There is a hustle of finding a marriage partner. After concluding that the two of you are what y’all been looking for in a marriage partner, then there’s the external acceptance phase & trust me, it is a dread. A very tense moment because you do not know what to expect from your people or what your partner is to expect from them. Fingers crossed. Usually, friends are the easiest people to make fall in love with your partner. I don’t know why. Probably because they got nothing to lose. Happy-go-lucky chaps. But then there’s the family. Some families have norms & expectations that come with who comes into their family. The character of the new person, their legacy you name it & sometimes this gets too insane & intense that the new person & them fall out… especially about issues concerning character. Did someone say, “the British Royals”?

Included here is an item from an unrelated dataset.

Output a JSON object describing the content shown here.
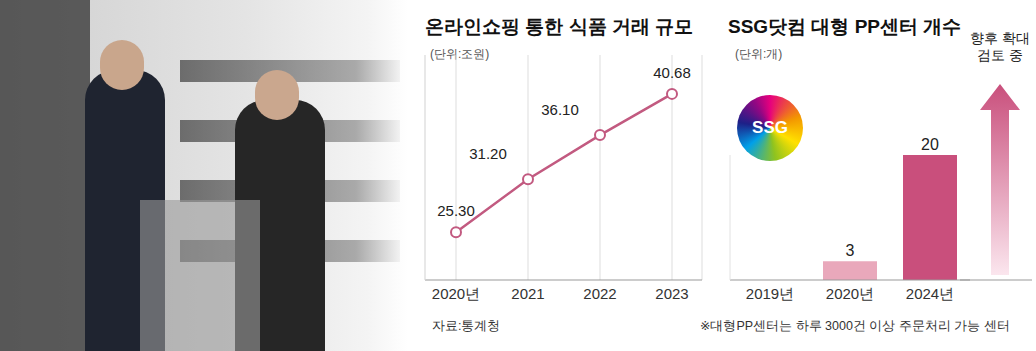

In the end, some couples end up going rogue & literally disappear into their own planet & start their own thing entirely a fresh. A romantic compromise. But what do you think of it? How far would you go in trying to marry your family’s relationship expectations with your own appreciations? How far would I, Shadray, go?
Personally, I believe that it’s important one’s family accepts one’s partner thus the need for one to do PR for their partner before & in the event of meeting them. The family should leave room for change & acceptance that people, especially adults have varying tastes & preferences & a wide degree of independent choice.
But what happens in the case that they say no?
Well, much as the end decision is yours because it’s about your happiness, it’s important for one to make their family accept their partner because these are the people that are supposed to be there for you in case things go wrong. It’s part of what we call, ‘fighting for love.’
It’s not only about fighting for your own pleasure but also put your kids in mind. They will need a grandparent to go to. An aunt, uncle etc. Sometimes, especially these days, things get tough that it’s common for one to send their kids to their people to widen the space to hustle to make ends meet but if your family isn’t in sync with your partner, then where are you sending your kids to where they won’t likely be discriminated against?
When you need to get away as a family but you fell out with your family because of your partner, is it always going to be at your friends’ homes? Can’t they get tired of you? Or it’s gonna be at hotels only? The expense.
Sometimes parents die before their kids are of a self-sustainable age & God forbid if you didn’t make it right with your family then who’s going to take in your kids? You’ve already abused all of them so naturally, people often take these things at heart so they’ll pass the anger on to your kids.
Don’t let your family dictate on your relationship because it’s your life but try as much to make sure your partner & the families involved are friends. They may not agree on everything about them but maximize on what they agree on. Usually, they eventually catch up. It’s a process some times. Personally, if I am in a relationship with someone, I try to make sure that my people get to know them & accept them. Why I chose that kind of girl is my issue & I’ll try as much to make them accept her because she’s the one I’m to spend forever with. Since I am not to commit incest, they should understand why her. It’s my job. However as well, people must also try to be likable. I can’t take you to my people & you start acting like you own the land on which they built.